Aggressive mimicry in Aspidontus and Plagiotremus (Pisces: Blenniidae): some mimetic phenotypes are not phylogenetically informative
William F. Smith-Vaniz, Benjamin C. Victor & Gerald R. Allen
In the absence of sympatry, the delineation of species is essentially hypothesis open to refutation and mimicry can be a confounding factor. Two nominal species of Blenniidae, Aspidontus tractus and Plagiotremus flavus, previously recognized as subspecies but recently elevated to full species status, differ from their presumed allopatric sister species, Aspidontus taeniatus and Plagiotremus laudandus, only in having a different color pattern, which closely matches their mimetic models. We show that both taxa can exhibit differing and inconsistent color patterns over their biogeographic range, corresponding to variation in their local mimetic model.
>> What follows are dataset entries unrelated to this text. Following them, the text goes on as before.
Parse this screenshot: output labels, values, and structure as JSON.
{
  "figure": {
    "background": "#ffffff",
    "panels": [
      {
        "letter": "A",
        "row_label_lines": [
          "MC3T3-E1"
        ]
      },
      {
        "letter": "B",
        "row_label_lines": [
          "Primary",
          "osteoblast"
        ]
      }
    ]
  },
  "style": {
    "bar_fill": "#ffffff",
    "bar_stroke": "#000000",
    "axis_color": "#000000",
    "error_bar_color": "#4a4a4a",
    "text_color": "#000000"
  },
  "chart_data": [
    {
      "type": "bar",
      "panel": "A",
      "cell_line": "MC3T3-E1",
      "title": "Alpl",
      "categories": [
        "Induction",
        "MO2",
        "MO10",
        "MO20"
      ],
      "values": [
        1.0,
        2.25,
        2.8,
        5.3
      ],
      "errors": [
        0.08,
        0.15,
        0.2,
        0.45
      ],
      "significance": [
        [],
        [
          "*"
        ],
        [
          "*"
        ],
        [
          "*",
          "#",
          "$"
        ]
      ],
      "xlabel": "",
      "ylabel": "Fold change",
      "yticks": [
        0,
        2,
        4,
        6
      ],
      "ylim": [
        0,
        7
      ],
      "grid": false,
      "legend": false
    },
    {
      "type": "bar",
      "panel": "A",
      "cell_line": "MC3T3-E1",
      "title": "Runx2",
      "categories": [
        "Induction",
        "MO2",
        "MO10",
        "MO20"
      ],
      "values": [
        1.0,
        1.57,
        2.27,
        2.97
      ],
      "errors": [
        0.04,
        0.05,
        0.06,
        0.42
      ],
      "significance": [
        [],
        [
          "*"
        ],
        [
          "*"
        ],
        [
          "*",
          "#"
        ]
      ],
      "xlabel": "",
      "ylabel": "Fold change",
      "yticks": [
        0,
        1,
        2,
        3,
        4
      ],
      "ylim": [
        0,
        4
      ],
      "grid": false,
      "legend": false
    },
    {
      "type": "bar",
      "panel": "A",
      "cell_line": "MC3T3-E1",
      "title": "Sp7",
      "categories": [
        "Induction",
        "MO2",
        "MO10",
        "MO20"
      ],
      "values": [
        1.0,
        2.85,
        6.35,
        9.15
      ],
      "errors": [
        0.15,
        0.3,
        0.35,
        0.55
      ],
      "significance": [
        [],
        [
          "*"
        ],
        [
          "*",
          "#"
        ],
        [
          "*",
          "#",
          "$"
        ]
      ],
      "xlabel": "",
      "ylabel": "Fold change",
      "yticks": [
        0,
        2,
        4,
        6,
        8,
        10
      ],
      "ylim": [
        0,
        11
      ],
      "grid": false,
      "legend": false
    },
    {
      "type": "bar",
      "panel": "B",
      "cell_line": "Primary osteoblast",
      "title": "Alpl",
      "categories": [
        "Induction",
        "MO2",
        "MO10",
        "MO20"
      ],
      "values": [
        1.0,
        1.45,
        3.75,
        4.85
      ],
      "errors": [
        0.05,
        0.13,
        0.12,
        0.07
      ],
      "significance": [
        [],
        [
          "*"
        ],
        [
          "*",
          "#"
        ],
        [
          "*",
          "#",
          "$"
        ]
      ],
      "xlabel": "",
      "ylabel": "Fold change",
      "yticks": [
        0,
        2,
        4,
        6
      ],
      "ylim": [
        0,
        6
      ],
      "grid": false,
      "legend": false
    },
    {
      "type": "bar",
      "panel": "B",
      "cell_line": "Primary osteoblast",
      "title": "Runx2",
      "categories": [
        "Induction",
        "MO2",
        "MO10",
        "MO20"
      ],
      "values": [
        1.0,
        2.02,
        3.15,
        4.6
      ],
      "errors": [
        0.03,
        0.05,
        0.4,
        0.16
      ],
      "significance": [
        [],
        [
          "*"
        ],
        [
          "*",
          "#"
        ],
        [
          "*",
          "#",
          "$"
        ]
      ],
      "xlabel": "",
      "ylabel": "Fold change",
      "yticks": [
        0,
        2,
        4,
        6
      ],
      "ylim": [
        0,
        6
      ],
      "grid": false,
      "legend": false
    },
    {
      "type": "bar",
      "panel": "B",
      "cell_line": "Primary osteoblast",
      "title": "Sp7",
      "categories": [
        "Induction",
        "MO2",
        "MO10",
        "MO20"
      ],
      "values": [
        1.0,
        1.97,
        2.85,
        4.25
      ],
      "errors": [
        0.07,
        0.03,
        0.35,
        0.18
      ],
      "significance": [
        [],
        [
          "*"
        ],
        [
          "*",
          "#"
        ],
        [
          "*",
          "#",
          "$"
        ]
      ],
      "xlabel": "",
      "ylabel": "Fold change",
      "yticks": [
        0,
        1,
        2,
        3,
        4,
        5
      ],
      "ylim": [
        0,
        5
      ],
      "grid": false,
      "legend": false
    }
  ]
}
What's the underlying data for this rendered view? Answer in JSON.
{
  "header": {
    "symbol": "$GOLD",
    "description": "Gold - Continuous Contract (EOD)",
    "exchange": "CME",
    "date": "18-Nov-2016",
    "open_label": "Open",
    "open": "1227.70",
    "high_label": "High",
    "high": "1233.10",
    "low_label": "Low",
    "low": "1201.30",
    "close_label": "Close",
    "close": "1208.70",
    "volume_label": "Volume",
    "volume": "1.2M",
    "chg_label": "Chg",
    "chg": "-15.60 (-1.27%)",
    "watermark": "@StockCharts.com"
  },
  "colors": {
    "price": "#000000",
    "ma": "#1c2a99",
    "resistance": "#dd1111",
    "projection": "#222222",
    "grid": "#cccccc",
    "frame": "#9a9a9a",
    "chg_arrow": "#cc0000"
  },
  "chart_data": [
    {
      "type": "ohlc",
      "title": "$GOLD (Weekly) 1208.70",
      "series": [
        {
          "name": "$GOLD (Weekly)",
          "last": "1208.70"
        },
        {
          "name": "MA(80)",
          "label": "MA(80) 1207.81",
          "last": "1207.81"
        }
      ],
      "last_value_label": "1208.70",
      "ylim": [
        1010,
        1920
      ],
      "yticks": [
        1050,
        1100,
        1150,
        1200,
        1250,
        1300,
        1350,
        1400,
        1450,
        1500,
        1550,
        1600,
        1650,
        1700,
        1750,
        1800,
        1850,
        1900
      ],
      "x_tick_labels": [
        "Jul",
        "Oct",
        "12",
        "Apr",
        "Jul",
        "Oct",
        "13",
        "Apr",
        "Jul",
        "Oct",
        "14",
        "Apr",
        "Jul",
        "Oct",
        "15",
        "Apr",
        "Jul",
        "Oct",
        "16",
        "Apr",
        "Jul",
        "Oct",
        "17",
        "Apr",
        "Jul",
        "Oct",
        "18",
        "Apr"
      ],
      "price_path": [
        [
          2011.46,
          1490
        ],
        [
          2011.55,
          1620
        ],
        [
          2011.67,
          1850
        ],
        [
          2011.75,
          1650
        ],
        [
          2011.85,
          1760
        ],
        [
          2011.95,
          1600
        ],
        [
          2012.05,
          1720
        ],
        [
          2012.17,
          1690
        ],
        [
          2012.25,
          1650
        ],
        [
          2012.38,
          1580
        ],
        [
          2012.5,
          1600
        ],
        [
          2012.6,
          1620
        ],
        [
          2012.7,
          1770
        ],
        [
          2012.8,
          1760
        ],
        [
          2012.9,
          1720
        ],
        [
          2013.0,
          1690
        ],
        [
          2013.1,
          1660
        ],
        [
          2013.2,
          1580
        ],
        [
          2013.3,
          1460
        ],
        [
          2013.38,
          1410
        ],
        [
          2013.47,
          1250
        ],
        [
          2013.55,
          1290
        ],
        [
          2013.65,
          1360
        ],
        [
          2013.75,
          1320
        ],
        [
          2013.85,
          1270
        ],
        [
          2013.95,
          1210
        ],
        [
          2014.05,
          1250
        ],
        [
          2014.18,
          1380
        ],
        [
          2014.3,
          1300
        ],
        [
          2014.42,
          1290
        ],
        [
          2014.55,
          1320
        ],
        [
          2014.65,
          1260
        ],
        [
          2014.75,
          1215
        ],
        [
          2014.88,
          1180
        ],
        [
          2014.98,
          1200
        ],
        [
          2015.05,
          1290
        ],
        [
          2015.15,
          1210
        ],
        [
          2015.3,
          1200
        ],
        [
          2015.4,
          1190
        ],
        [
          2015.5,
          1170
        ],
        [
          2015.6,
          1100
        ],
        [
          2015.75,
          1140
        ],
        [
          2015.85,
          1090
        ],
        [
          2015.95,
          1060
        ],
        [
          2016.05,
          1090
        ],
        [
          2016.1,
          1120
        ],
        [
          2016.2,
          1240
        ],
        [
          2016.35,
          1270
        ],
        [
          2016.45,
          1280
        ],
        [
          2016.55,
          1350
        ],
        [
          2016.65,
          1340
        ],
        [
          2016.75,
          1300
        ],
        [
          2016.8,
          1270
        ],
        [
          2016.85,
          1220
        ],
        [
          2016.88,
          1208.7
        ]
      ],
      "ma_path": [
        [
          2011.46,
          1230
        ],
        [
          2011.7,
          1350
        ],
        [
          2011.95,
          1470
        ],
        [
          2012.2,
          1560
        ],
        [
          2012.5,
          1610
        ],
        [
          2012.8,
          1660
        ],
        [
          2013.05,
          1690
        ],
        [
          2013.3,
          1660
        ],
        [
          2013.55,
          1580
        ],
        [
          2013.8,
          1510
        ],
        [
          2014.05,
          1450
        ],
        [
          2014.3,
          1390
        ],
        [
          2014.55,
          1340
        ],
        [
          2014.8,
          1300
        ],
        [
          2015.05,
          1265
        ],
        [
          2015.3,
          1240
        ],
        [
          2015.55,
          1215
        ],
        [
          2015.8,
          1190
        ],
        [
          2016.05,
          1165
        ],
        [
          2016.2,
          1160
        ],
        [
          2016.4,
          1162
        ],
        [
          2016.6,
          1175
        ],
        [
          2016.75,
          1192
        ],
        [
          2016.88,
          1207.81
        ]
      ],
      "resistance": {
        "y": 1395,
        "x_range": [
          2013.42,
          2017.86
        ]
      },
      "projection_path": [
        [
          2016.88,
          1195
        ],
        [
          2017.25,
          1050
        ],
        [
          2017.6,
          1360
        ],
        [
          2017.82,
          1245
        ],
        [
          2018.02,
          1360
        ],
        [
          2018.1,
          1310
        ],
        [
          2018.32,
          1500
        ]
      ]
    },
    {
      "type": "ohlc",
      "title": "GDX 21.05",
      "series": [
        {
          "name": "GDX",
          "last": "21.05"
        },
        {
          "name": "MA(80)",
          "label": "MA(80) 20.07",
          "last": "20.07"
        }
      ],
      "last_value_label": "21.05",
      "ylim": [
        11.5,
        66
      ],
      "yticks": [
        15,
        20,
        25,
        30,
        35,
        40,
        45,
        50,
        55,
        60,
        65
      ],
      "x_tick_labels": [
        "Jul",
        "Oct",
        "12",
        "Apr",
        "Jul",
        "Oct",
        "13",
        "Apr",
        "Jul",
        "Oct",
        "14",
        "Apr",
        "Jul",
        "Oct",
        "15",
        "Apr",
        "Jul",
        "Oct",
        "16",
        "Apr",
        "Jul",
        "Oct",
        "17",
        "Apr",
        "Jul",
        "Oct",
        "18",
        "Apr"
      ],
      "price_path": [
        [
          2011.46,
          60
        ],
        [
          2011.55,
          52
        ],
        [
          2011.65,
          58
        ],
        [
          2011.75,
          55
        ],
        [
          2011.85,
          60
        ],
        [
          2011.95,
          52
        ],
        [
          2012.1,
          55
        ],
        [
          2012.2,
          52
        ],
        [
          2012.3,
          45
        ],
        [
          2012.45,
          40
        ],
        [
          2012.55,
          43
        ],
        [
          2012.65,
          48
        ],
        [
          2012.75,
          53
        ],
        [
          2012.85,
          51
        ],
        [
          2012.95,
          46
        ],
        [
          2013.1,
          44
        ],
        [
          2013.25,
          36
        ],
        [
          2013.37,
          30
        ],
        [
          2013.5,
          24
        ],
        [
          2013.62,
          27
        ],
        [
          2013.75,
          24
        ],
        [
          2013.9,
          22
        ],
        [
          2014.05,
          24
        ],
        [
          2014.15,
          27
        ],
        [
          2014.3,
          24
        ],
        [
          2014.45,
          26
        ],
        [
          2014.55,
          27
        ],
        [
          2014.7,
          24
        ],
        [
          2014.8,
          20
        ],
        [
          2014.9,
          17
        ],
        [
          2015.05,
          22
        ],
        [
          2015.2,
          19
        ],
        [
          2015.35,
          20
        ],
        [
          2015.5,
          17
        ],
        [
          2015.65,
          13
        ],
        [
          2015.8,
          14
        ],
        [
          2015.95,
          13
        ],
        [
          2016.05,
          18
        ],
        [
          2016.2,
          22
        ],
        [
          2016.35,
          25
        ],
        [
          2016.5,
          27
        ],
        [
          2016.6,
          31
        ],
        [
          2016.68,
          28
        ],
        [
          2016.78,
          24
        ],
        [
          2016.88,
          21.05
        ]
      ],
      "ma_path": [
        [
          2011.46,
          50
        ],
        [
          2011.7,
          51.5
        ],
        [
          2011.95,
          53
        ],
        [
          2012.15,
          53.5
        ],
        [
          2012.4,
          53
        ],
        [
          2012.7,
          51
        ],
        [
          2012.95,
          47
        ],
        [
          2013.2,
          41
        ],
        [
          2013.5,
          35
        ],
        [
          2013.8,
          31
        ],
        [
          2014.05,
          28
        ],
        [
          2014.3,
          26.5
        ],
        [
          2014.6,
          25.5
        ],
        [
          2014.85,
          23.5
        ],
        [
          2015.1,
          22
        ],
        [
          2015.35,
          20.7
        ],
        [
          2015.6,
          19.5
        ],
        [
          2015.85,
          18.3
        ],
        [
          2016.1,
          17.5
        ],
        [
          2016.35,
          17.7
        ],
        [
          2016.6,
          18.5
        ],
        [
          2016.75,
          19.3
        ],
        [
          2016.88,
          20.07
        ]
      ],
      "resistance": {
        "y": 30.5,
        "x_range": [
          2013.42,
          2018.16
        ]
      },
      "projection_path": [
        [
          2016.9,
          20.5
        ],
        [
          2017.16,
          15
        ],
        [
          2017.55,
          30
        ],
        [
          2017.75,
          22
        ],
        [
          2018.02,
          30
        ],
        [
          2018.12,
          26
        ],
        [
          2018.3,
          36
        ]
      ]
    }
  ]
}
These mimetic phenotypes do not reflect genetic distances between independently evolving sibling species, but are local adaptations to the model, not necessarily linked to reproductive isolating mechanisms and not consistent with typical biogeographical boundaries for sibling species in the Indo-Pacific region. Indeed, both newly elevated taxa share their mitochondrial haplotypes with their original species, indicating that gene flow may not be interrupted. Thus, we consider Aspidontus tractus and Plagiotremus flavus to be junior synonyms of A. taeniatus and P. laudandus, respectively.
Smith-Vaniz, W.F., Victor, B.C. & Allen, G.R. (2020) Aggressive mimicry in Aspidontus and Plagiotremus (Pisces: Blenniidae): some mimetic phenotypes are not phylogenetically informative
Journal of the Ocean Science Foundation, 35, 118-128.